The reproducibility of brain region segmentation was evaluated by calculating absolute volume differences between two scanning timepoints for identical subjects. Analysis of major cortical and subcortical brain structures yielded a mean absolute volume difference of 2.1%, with individual structures ranging from 1.2% to 3.9%. These findings satisfy the predetermined acceptance criterion of maximum absolute volume difference below 7%, thereby confirming adequate reproducibility of the segmentation methodology for clinical application.

Software verification and validation activities were carried out in accordance with pre-defined test protocols, established prior to testing. All test results were reviewed and approved by qualified technical personnel to confirm that the software meets all specified system requirements and functional expectations before proceeding to finalization.

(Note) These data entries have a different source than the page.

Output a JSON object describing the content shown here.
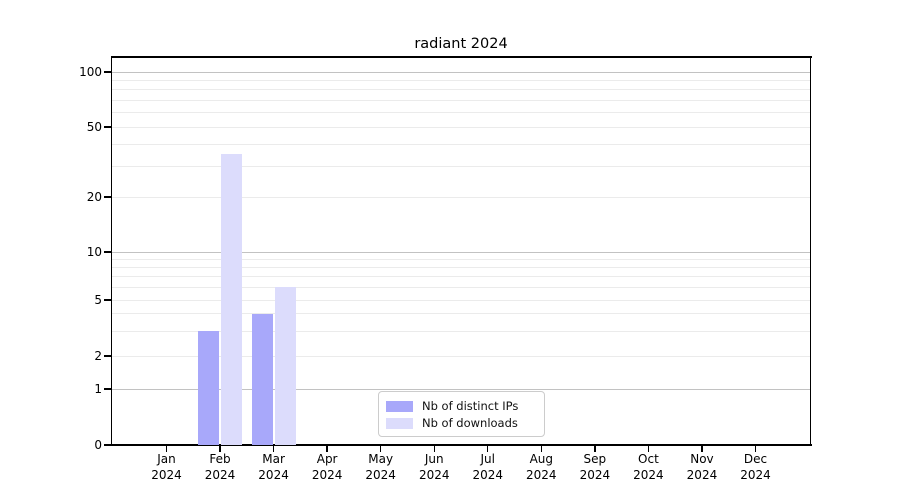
{
  "title": "radiant 2024",
  "chart_data": {
    "type": "bar",
    "title": "radiant 2024",
    "categories": [
      "Jan 2024",
      "Feb 2024",
      "Mar 2024",
      "Apr 2024",
      "May 2024",
      "Jun 2024",
      "Jul 2024",
      "Aug 2024",
      "Sep 2024",
      "Oct 2024",
      "Nov 2024",
      "Dec 2024"
    ],
    "series": [
      {
        "name": "Nb of distinct IPs",
        "color": "#a8a8fa",
        "values": [
          0,
          3,
          4,
          0,
          0,
          0,
          0,
          0,
          0,
          0,
          0,
          0
        ]
      },
      {
        "name": "Nb of downloads",
        "color": "#dcdcfc",
        "values": [
          0,
          35,
          6,
          0,
          0,
          0,
          0,
          0,
          0,
          0,
          0,
          0
        ]
      }
    ],
    "xlabel": "",
    "ylabel": "",
    "yscale": "symlog-like (log above 1, linear 0-1)",
    "ylim": [
      0,
      120
    ],
    "yticks_labeled": [
      0,
      1,
      2,
      5,
      10,
      20,
      50,
      100
    ],
    "yticks_minor": [
      3,
      4,
      6,
      7,
      8,
      9,
      30,
      40,
      60,
      70,
      80,
      90
    ],
    "major_grid_values": [
      1,
      10,
      100
    ],
    "grid": "horizontal",
    "legend_position": "lower center",
    "colors": {
      "distinct_ips_bar": "#a8a8fa",
      "downloads_bar": "#dcdcfc",
      "major_gridline": "#c2c2c2",
      "minor_gridline": "#ebebeb",
      "axis": "#000000",
      "background": "#ffffff"
    }
  }
}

Through the performance test, it was confirmed that ANDI meets all performance test criteria and that all functions work as intended. Test results support the conclusion that device performance satisfies the design intent and is equivalent to its predicate device.

Clinical Test Summary

No clinical studies were considered necessary and performed.

Conclusion

In conclusion, the tests conducted, as well as all verification and validation activities, demonstrate that the design specifications and technological characteristics of ANDI meet applicable requirements and standards for the safety and effectiveness of the device for its intended use. There are differences in technological characteristics between the predicates and the proposed device, but the nature of those differences does not raise new or different questions of safety or effectiveness as compared to the predicate devices. Therefore, ANDI is substantially equivalent to the currently marketed predicate device.